Is it worth storing email addresses as hashes?

Generally speaking, you shouldn't ask and hold user data (especially PII) that you don't need, this is even more true now under GDPR (if it applies in your scenario) but it's always been the case in security. The lesser the data, the lesser the risk.

When you hash passwords, you lose knowledge about its plaintext version and the fact that you're asking whether it's worth hashing emails as well as passwords, makes me think that perhaps you don't really need that information in the first place.

That being said, if you do need emails (for other purposes than logging) then you can't hash them as you would lose that information by doing so. In that case I'd instead recommending encrypting/authenticating your data using AES/HMAC or Chacha20/Poly1305 or similar.

Another approach would be to use PAKE: no emails, no passwords and no need to transfer them over the Internet! An example of this can be SRP or OPAQUE.


The first question you need to ask yourself is, does your service need the email address in the first place and what does it need that email address for?

If you don't need the email address, then don't store it.

If you need to know the email address, and if all of those needs can be satisfied by a hashed version, then it sounds like a good idea to store just a hash.

If you need to know the email address for purposes which cannot be satisfied by a hash, then it's not a good idea to store just a hash. If for example you need to send emails to your users, chances are you cannot do that with just a hash.
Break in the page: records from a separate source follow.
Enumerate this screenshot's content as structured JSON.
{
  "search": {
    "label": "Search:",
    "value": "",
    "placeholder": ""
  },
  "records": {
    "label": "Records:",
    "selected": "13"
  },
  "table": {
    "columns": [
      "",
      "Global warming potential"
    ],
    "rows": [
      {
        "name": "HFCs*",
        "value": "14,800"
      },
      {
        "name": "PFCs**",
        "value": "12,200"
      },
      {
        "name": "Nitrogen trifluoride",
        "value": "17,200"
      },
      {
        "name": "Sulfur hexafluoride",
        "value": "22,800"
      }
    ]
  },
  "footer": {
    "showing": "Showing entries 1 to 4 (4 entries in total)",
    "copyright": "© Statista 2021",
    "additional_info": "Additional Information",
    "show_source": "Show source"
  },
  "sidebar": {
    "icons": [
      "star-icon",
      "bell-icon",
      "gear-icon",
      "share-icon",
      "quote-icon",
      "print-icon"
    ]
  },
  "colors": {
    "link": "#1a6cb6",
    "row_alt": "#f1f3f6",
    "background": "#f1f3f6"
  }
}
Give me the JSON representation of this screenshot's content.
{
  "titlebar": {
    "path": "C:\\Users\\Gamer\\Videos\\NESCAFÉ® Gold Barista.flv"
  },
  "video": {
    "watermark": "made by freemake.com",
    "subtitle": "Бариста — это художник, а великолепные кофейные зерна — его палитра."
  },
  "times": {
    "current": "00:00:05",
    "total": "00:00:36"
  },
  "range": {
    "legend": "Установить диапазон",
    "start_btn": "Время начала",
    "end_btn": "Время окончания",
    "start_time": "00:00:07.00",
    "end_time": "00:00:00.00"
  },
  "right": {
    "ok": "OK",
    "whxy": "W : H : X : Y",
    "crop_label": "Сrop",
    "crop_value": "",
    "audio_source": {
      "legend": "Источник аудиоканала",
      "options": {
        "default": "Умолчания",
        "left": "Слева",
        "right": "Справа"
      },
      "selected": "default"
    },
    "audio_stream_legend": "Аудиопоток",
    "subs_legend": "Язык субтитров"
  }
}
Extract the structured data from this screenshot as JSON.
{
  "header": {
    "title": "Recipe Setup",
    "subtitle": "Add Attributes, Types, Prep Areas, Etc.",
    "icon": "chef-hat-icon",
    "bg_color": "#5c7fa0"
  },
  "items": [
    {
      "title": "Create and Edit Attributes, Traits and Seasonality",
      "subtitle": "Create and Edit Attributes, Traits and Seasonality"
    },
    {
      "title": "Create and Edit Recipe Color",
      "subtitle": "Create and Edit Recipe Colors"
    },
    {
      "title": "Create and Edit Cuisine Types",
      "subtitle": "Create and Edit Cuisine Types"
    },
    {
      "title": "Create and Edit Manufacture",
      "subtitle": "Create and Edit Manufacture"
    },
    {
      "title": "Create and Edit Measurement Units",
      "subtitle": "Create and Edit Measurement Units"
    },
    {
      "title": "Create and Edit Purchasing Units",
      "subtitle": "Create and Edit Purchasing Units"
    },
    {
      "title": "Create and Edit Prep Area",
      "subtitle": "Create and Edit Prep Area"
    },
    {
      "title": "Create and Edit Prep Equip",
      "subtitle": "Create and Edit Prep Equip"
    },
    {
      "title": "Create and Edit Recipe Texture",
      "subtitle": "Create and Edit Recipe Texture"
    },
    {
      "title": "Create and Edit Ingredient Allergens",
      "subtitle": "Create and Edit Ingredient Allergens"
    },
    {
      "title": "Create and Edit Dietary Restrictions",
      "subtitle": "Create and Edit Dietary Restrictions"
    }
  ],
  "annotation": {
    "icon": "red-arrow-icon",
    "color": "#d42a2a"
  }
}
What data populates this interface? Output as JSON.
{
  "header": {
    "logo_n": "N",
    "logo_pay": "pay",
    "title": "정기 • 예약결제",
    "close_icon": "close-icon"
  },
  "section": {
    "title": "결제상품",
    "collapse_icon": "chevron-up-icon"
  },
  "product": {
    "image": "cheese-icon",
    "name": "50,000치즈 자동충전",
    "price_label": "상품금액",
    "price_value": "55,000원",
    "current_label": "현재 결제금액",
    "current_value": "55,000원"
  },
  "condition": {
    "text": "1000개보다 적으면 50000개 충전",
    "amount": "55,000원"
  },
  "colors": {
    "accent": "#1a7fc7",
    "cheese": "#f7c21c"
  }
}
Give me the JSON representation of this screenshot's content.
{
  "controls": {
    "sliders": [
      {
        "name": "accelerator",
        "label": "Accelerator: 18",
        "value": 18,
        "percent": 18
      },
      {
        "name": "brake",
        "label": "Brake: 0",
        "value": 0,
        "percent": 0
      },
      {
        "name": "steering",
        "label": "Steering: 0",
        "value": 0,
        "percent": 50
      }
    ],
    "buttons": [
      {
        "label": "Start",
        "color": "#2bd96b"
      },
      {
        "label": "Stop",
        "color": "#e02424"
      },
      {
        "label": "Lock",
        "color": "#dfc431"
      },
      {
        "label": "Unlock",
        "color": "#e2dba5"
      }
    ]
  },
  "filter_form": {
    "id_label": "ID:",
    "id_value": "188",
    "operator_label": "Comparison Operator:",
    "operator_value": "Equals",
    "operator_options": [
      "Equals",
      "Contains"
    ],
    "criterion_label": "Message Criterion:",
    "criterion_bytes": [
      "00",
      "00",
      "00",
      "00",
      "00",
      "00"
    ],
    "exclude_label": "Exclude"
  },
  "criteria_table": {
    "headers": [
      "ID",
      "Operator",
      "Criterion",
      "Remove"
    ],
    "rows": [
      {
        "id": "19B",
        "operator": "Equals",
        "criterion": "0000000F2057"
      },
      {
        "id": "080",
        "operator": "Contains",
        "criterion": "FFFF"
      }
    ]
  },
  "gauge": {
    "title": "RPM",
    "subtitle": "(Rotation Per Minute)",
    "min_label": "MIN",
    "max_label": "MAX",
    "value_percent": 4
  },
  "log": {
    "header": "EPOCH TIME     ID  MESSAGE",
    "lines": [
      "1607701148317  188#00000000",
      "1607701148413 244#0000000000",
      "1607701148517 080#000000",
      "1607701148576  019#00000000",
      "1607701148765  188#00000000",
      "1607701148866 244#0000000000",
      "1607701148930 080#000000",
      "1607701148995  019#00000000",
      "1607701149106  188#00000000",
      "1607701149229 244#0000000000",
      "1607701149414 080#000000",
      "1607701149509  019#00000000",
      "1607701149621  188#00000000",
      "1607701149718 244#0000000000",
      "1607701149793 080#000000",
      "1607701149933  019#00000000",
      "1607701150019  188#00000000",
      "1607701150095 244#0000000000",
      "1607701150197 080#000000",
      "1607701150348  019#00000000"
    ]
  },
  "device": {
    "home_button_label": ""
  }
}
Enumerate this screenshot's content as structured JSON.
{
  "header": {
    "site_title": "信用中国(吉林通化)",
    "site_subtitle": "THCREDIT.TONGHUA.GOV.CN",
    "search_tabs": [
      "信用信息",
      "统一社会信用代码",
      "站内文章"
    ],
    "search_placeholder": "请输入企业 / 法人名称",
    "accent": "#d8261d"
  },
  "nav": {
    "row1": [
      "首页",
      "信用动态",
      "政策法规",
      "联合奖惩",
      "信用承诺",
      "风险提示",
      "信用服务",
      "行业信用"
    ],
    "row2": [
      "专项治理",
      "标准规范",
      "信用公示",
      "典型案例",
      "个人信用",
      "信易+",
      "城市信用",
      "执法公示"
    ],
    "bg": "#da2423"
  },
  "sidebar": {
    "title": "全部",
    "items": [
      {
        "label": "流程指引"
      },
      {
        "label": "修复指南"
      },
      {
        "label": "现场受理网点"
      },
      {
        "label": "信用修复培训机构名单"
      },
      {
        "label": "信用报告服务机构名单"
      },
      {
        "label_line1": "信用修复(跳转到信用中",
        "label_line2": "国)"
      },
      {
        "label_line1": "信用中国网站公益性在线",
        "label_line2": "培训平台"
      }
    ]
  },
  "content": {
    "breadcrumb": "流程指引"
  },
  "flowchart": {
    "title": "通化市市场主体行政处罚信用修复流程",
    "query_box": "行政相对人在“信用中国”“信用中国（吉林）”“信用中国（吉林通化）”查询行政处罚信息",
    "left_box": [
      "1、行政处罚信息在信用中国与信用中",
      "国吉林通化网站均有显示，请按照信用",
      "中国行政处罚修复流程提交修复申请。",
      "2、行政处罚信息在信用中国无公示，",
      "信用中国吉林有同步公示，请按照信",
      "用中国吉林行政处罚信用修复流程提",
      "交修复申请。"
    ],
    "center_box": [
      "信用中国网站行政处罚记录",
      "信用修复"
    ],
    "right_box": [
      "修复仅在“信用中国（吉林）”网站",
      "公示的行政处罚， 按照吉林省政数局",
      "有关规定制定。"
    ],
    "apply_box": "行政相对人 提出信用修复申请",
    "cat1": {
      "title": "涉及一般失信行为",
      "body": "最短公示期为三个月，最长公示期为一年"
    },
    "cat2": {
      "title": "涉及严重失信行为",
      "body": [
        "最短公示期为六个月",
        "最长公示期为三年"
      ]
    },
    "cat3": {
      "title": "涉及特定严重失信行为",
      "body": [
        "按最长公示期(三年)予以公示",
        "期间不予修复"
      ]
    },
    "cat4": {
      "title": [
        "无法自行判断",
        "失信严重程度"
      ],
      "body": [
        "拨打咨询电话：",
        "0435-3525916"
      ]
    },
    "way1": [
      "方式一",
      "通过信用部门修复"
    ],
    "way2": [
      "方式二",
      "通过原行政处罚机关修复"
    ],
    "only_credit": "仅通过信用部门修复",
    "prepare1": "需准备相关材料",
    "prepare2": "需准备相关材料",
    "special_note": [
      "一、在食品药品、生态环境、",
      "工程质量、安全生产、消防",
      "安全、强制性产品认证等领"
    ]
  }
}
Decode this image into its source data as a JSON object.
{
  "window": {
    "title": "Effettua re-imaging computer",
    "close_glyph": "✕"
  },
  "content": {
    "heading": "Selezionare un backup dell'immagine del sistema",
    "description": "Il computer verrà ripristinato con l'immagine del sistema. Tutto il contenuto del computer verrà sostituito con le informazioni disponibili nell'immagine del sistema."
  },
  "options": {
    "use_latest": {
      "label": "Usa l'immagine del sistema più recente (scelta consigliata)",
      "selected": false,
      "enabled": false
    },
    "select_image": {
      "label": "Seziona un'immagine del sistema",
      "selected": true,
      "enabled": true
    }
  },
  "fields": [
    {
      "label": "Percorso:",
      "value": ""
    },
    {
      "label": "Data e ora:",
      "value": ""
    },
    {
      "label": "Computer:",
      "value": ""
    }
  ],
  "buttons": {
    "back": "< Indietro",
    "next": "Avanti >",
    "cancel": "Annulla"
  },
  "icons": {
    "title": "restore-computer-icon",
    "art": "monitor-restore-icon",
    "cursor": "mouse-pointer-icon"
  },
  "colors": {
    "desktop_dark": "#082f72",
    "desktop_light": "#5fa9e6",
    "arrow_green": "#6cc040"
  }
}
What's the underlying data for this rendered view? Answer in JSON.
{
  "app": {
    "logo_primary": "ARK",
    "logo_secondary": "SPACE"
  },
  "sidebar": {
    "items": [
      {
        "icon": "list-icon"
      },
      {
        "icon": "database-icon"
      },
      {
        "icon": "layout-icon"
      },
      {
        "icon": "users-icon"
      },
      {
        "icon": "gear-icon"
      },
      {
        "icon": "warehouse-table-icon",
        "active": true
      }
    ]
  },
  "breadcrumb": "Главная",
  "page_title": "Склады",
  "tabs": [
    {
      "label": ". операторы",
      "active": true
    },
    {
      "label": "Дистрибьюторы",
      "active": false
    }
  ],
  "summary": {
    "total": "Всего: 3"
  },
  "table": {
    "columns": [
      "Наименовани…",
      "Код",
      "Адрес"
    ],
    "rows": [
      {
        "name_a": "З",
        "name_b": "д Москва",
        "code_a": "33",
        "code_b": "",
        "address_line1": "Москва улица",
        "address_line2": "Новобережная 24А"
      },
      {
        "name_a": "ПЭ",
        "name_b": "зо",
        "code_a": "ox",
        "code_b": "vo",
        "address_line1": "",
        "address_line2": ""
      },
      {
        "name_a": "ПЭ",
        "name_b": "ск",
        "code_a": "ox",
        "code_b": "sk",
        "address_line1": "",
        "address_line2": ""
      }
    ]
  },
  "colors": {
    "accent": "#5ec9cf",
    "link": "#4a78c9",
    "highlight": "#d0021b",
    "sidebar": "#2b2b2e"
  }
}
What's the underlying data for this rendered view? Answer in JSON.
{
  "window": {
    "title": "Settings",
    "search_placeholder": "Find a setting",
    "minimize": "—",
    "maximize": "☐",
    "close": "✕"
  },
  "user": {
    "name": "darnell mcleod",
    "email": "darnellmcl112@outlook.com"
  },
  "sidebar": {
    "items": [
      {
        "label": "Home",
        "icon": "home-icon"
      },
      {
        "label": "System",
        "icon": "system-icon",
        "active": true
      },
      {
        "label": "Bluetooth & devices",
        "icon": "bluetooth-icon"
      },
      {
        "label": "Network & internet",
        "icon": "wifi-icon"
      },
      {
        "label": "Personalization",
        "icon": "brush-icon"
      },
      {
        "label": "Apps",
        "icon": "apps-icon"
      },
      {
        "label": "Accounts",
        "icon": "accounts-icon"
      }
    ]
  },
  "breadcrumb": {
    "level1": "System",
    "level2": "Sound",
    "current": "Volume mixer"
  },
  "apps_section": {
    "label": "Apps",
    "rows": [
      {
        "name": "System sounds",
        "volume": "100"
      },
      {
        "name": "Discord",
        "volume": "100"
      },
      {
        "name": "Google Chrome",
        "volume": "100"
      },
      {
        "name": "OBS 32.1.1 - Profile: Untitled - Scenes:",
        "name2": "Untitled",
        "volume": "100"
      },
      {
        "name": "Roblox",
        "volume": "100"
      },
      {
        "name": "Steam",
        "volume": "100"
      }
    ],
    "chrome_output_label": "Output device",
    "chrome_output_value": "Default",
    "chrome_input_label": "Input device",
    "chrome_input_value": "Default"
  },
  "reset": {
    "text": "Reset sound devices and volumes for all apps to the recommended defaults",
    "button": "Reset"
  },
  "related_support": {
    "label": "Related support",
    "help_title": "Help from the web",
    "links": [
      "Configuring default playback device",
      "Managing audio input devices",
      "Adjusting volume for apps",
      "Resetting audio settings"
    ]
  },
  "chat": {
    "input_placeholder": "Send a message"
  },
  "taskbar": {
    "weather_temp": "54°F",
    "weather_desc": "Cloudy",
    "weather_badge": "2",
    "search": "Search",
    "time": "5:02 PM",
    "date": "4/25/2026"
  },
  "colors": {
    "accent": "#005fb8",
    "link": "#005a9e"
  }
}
A realistic use case for hashed email address.

Imagine a site where users can log in using their email address and password. The user may also have a username, but that's outside the scope of this answer.

When the user logs in they type their email address and password. In order for you to find that email address in your database a hash value would be sufficient. You can simply store just a hash and before you do a lookup you hash the value provided by the user.

If you just did a plain unsalted hash, those values could still be compared across different sites (if for example multiple sites using this approach had data leaks). On the other hand hashing with a unique salt per user like is best practice for passwords wouldn't work either. It would simply be too inefficient to compare the user against every entry in your database.

Instead you can have a site-wide salt that you change infrequently (like once per year) such that each login can be tried with every salt value that you have ever used.

That way you can look up users in your database by email without ever needing to store that email address. Passwords you of course still store using a password hashing with a unique salt for every stored password.

Should you want a feature to send password reset emails, that's possible as well. When the user type in their email to receive a password reset email, you can look it up in the database the same way you'd do for a login.

If you also want the users email to be visible to the user while they are logged in, you can store a cookie in their browser with an encrypted version of their email address using the hash as key.